Based on the data obtained in this study and in previous genetic and comparative genomic analyses (17, 24, 33), we here propose a working model for the mechanism of signal transduction within Bce-like models (Fig. 1). The signaling complex is comprised of the HK and the transporter, which most likely consists of a single permease subunit and two ATPase domains (Fig. 4). A potential involvement of the response regulator has been discussed above. In the presence of bacitracin, the peptide is bound directly by the transporter.
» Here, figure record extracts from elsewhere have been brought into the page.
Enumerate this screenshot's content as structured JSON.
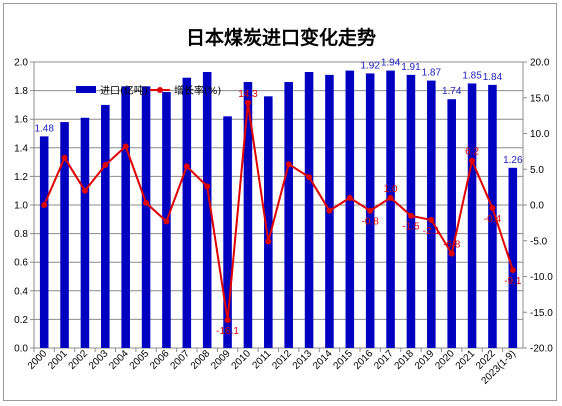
{
  "chart_data": {
    "type": "bar",
    "title": "日本煤炭进口变化走势",
    "categories": [
      "2000",
      "2001",
      "2002",
      "2003",
      "2004",
      "2005",
      "2006",
      "2007",
      "2008",
      "2009",
      "2010",
      "2011",
      "2012",
      "2013",
      "2014",
      "2015",
      "2016",
      "2017",
      "2018",
      "2019",
      "2020",
      "2021",
      "2022",
      "2023(1-9)"
    ],
    "series": [
      {
        "name": "进口(亿吨)",
        "type": "bar",
        "axis": "left",
        "values": [
          1.48,
          1.58,
          1.61,
          1.7,
          1.83,
          1.83,
          1.79,
          1.89,
          1.93,
          1.62,
          1.86,
          1.76,
          1.86,
          1.93,
          1.91,
          1.94,
          1.92,
          1.94,
          1.91,
          1.87,
          1.74,
          1.85,
          1.84,
          1.26
        ],
        "labels": [
          "1.48",
          "",
          "",
          "",
          "",
          "",
          "",
          "",
          "",
          "",
          "",
          "",
          "",
          "",
          "",
          "",
          "1.92",
          "1.94",
          "1.91",
          "1.87",
          "1.74",
          "1.85",
          "1.84",
          "1.26"
        ]
      },
      {
        "name": "增长率(%)",
        "type": "line",
        "axis": "right",
        "values": [
          0,
          6.6,
          2.0,
          5.6,
          8.2,
          0.3,
          -2.3,
          5.4,
          2.6,
          -16.1,
          14.3,
          -5.1,
          5.7,
          3.9,
          -0.8,
          1.0,
          -0.8,
          1.0,
          -1.5,
          -2.1,
          -6.8,
          6.2,
          -0.4,
          -9.1
        ],
        "labels": [
          "",
          "",
          "",
          "",
          "",
          "",
          "",
          "",
          "",
          "-16.1",
          "14.3",
          "",
          "",
          "",
          "",
          "",
          "-0.8",
          "1.0",
          "-1.5",
          "-2.1",
          "-6.8",
          "6.2",
          "-0.4",
          "-9.1"
        ]
      }
    ],
    "ylim": [
      0,
      2.0
    ],
    "yticks": [
      "0.0",
      "0.2",
      "0.4",
      "0.6",
      "0.8",
      "1.0",
      "1.2",
      "1.4",
      "1.6",
      "1.8",
      "2.0"
    ],
    "y2lim": [
      -20,
      20
    ],
    "y2ticks": [
      "-20.0",
      "-15.0",
      "-10.0",
      "-5.0",
      "0.0",
      "5.0",
      "10.0",
      "15.0",
      "20.0"
    ],
    "legend": "top-left",
    "grid": true,
    "colors": {
      "bar": "#0000c0",
      "line": "#e00000",
      "bar_label": "#2020c0"
    }
  }
}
The resulting transport activity, as implied from the previously reported requirement for ATP hydrolysis by the transporter (17), then triggers activation of the HK. The exact mechanism for this remains unknown to date, but based on the constitutive complex formation observed here, it appears likely to involve direct communication via protein conformational changes. Autophosphorylation of the HK leads to phosphorylation of the response regulator and in turn to an increased transcription from the target promoter, P_bceA. The resulting elevated cellular levels of the ABC transporter ultimately lead to resistance, most likely by active removal of the antimicrobial peptide from its site of action.

Taken together, this study provides first functional insights into the mechanisms of stimulus perception, signal transduction, and resistance by Bce-like systems, which represent widely spread resistance determinants against peptide antibiotics in Firmicutes bacteria.